How do you simplify $ 90 \times 8! $ ?

Answer 1

Hint: Here in this question, they have used $ \times $ operator. This operator does the multiplication and we are multiplying the two terms. In this question we also see ! symbol this represents the factorial, the factorial is defined as $ n! = n \times (n - 1) \times (n - 2) \times ... \times 2 \times 1 $ .

Complete step-by-step answer:
Here in this question, they have used a multiplication symbol. We have mathematical operations namely addition, subtraction, multiplication and division. + represents the addition, - represents subtraction, $ \times $ represents the multiplication and $ \div $ represents the division. The multiplication is a repeated addition.
Now consider $ 90 \times 8! $
First we simplify the factorial term. ! indicates the factorial.
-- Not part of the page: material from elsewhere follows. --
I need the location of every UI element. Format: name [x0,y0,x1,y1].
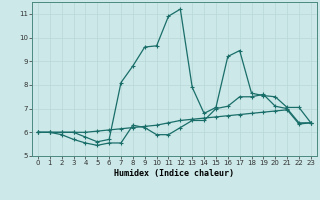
X-axis label: Humidex (Indice chaleur): Humidex (Indice chaleur) [115,169,234,178]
In general the factorial is defined as $ n! = n \times (n - 1) \times (n - 2) \times ... \times 2 \times 1 $ where n is a positive integer.
First we simplify the factorial term, so we have
 $ 8! = 8 \times 7 \times 6 \times 5 \times 4 \times 3 \times 2 \times 1 $
We multiply two-two terms, when we multiply 8 to 7 we have
 $ \Rightarrow 8! = 56 \times 6 \times 5 \times 4 \times 3 \times 2 \times 1 $
On multiplying 56 and 6 we get
 $ \Rightarrow 8! = 336 \times 5 \times 4 \times 3 \times 2 \times 1 $
On multiplying 336 and 5 we get
 $ \Rightarrow 8! = 1680 \times 4 \times 3 \times 2 \times 1 $
On multiplying 1680 and 4 we get
 $ \Rightarrow 8! = 6720 \times 3 \times 2 \times 1 $
On multiplying 6720 and 3 we get
 $ \Rightarrow 8! = 20160 \times 2 \times 1 $
On multiplying 20160 and 2 we get
 $ \Rightarrow 8! = 40320 \times 1 $
On multiplying 40320 and 1 we get
 $ \Rightarrow 8! = 40320 $
Now we have simplified the factorial term
Therefore $ 8! = 40320 $
Now we have to multiply 90 to the factorial of 8.
 $ 90 \times 8! $
Substitute the value of 8 factorial we get
 $ \Rightarrow 90 \times 40320 $
On multiplying 90 and 40320 we get
 $ \Rightarrow 3628800 $
hence, we have simplified the given question and determined the value
therefore $ 90 \times 8! = 3628800 $
So, the correct answer is “3628800”.

Note: To solve the mathematical problems we have mathematical operations. There are for mathematical operations namely addition, subtraction, multiplication and division. + represents the addition, - represents subtraction, $ \times $ represents the multiplication and $ \div $ represents the division. The multiplication is the repeated addition. ! indicates the factorial. In general the factorial is defined as $ n! = n \times (n - 1) \times (n - 2) \times ... \times 2 \times 1 $ where n is a positive integer.